Editorial: Rights and Wrong
Daily Press (Newport News), March 17, 2008
The most obscene thing that has taken place on the campus of the College of William and Mary wasn’t—despite what overwrought critics claimed—the recent Sex Workers’ Art Show.
No, it was the appearance last week of Jared Taylor. He was invited by students involved with a conservative campus publication that has indulged some pretty retrograde behavior (notably, publicizing the name of a woman who said she had been raped, along with speculative details of her sexual history).
Taylor’s speech was billed as “anti-diversity,” but that mild label hardly does justice to his message, for Taylor is an unabashed racist and white supremacist, praised by the Ku Klux Klan.
He famously argued, after Hurricane Katrina, that “when blacks are left entirely to their own devices, Western Civilization—any kind of civilization—disappears.”
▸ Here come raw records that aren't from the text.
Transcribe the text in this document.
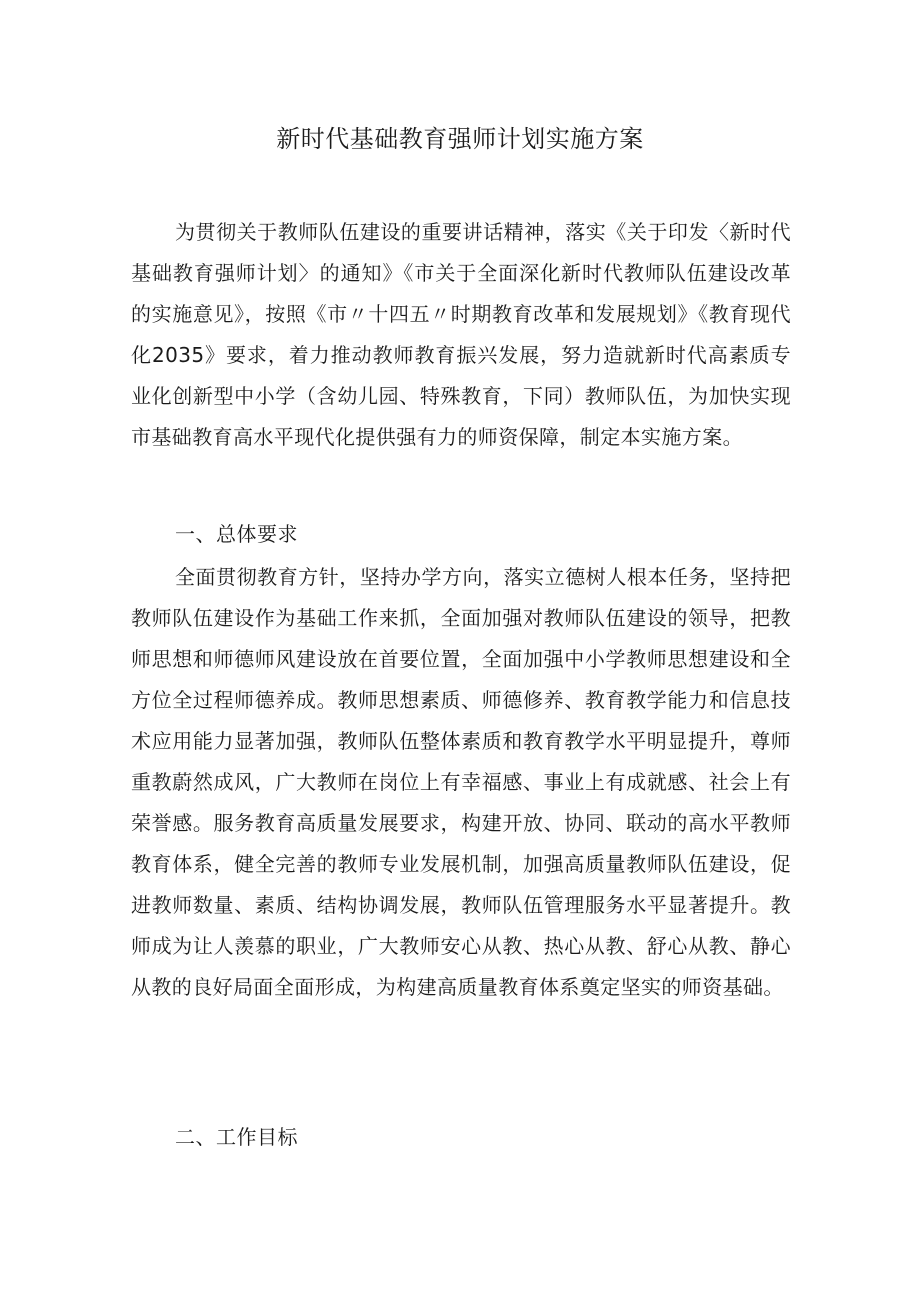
新时代基础教育强师计划实施方案

为贯彻关于教师队伍建设的重要讲话精神，落实《关于印发〈新时代基础教育强师计划〉的通知》《市关于全面深化新时代教师队伍建设改革的实施意见》，按照《市〃十四五〃时期教育改革和发展规划》《教育现代化2035》要求，着力推动教师教育振兴发展，努力造就新时代高素质专业化创新型中小学（含幼儿园、特殊教育，下同）教师队伍，为加快实现市基础教育高水平现代化提供强有力的师资保障，制定本实施方案。

一、总体要求

全面贯彻教育方针，坚持办学方向，落实立德树人根本任务，坚持把教师队伍建设作为基础工作来抓，全面加强对教师队伍建设的领导，把教师思想和师德师风建设放在首要位置，全面加强中小学教师思想建设和全方位全过程师德养成。教师思想素质、师德修养、教育教学能力和信息技术应用能力显著加强，教师队伍整体素质和教育教学水平明显提升，尊师重教蔚然成风，广大教师在岗位上有幸福感、事业上有成就感、社会上有荣誉感。服务教育高质量发展要求，构建开放、协同、联动的高水平教师教育体系，健全完善的教师专业发展机制，加强高质量教师队伍建设，促进教师数量、素质、结构协调发展，教师队伍管理服务水平显著提升。教师成为让人羡慕的职业，广大教师安心从教、热心从教、舒心从教、静心从教的良好局面全面形成，为构建高质量教育体系奠定坚实的师资基础。

二、工作目标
But in the end, while Taylor might be a blot on his own alma mater (Yale), he could do no harm to Thomas Jefferson‘s. For if there’s one place that must hew to the principle that ideas, even revolting ideas, can’t hurt, that open exchange can’t be limited to ideas we agree with, it’s the state where the Bill of Rights was born, the town where the underpinnings of this great experiment in democracy were first debated—with more heat than Taylor could spark.
Free speech didn’t look so pretty to some when it was about pornography and prostitution. It’s even uglier when it advocates bigotry. But in the end, society is better off for allowing people like Taylor their right to speak, even if it makes you queasy.
Taylor’s speech also reminded us why it is so necessary that the Board of Visitors is committed to another of the college’s principles: making the student body more diverse, economically and racially, and making higher education available to people who don’t look like the group Taylor thinks are the only ones entitled to be in America: whites. Attaining diversity will take special effort and attention; it will not happen spontaneously so long as there are people like Taylor and his fellow travelers, whose notions of what this country should be about are small and ugly.